The current diagnostic approaches for psychosis often rely on subjective assessments and single data types, which can result in misclassification and suboptimal treatment outcomes. The integration of multimodal data and machine learning (ML) techniques holds immense potential for achieving highly accurate and comprehensive identification of psychosis cases. Despite the promising potential improving diagnostic accuracy using machine learning, current literature has pinpointed substantial limitations including data integration challenges, small sample sizes, lack of diversity in the data, and lack of clinical utility and relevance of models. This application seeks to address these gaps by; i) combining data types, ii) including multimodal data from clinical assessments, patient history, and genetic data from a varied dataset, iii) utilizing unsupervised and supervised machine learning techniques to refine our understanding and predictive capabilities of psychosis subtypes, and thereby fostering the practical clinical implications of machine learning models in psychosis diagnosis and treatment. 

Aims:

  • A combination of clinical, demographics, and genetics data within the NeuroGAP-Psychosis study, which is a multisite case-control study comprised of 42,943 participants recruited from within Ethiopia, Kenya, South Africa, and Uganda will be fed into choice supervised ML algorithms as feature inputs (input data) to identify and categorize psychosis.  
  • The exploration of the associations between key clinical and genetic features and the outcome of psychosis using standard statistical and unsupervised ML methods. This aim will also provide an opportunity to investigate temporal patterns and relationships within the data, specifically related to changes in clinical features and by considering trajectories in hospitalizations. 
  • Assess the performance and generalizability of ML models for predicting psychosis and demonstrates a commitment to ensuring that the developed models can be applied beyond the immediate research context. This will be achieved through utilizing the varied dataset that will enable us to train and validate our models on a representative sample as well as testing the performance of our models on independent datasets from different clinical and research settings to assess their robustness and ability to generalize.

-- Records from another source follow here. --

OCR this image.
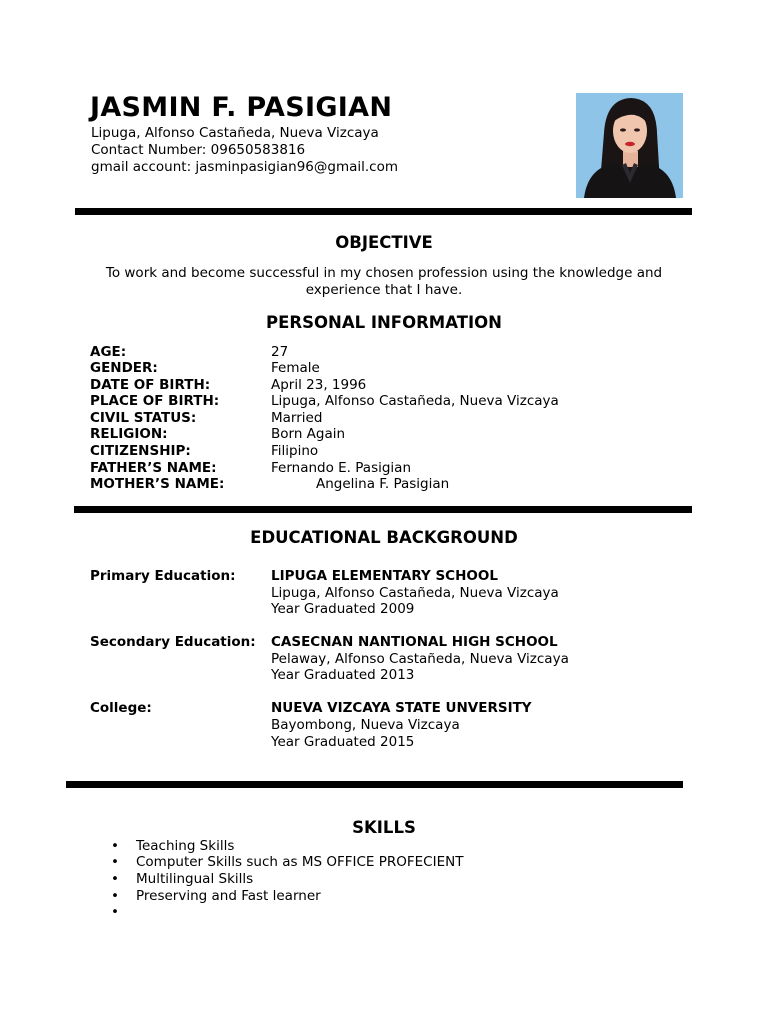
JASMIN F. PASIGIAN
Lipuga, Alfonso Castañeda, Nueva Vizcaya
Contact Number: 09650583816
gmail account: jasminpasigian96@gmail.com
OBJECTIVE
To work and become successful in my chosen profession using the knowledge and
experience that I have.
PERSONAL INFORMATION
AGE:	27
GENDER:	Female
DATE OF BIRTH:	April 23, 1996
PLACE OF BIRTH:	Lipuga, Alfonso Castañeda, Nueva Vizcaya
CIVIL STATUS:	Married
RELIGION:	Born Again
CITIZENSHIP:	Filipino
FATHER’S NAME:	Fernando E. Pasigian
MOTHER’S NAME:	Angelina F. Pasigian
EDUCATIONAL BACKGROUND
Primary Education:	LIPUGA ELEMENTARY SCHOOL
Lipuga, Alfonso Castañeda, Nueva Vizcaya
Year Graduated 2009
Secondary Education: CASECNAN NANTIONAL HIGH SCHOOL
Pelaway, Alfonso Castañeda, Nueva Vizcaya
Year Graduated 2013
College:	NUEVA VIZCAYA STATE UNVERSITY
Bayombong, Nueva Vizcaya
Year Graduated 2015
SKILLS
• Teaching Skills
• Computer Skills such as MS OFFICE PROFECIENT
• Multilingual Skills
• Preserving and Fast learner
•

Every year, it is projected that approximately 2% to 10% of the pregnant mothers suffer from gestational diabetes mellitus (GDM) globally. In Africa, the average prevalence of GDM is 13.6%, though slightly higher in the sub-Saharan regions. Women with GDM are more likely to suffer from complications such as prolonged labor, development of type 2 diabetes, operative delivery and pre-eclampsia while the infants are at risk of macrosomia as a result of the accelerated fetal growth due to neonatal hyperglycemia, preterm delivery and maternal hyperglycemia.

While there exist several studies that attempted to use ML algorithms for early prediction of GDM, it is worth noting that most of the studies were done in China with very few studies using data collected in other low and middle-income countries and no studies available on data collected in Kenya. The primary objective of this research is to create precise and resilient ML algorithms that can promptly predict Gestational Diabetes Mellitus (GDM) in Kenya. By achieving this, we aim to enhance maternal and fetal health outcomes through timely interventions. Additionally, the research findings will contribute to knowledge of GDM risk factors, potentially leading to further research and advancements in prenatal care.

Aims:

  • To summarize GDM risk factors at first and second trimester of pregnancy via descriptive statistics for patients enrolled at Aga Khan University, Kenya for antenatal visits and delivery.
  • To develop a robust ML algorithm for early prediction of GDM in the Kenyan setting.
  • To validate the performance of the developed machine learning algorithm for early prediction of gestational diabetes mellitus.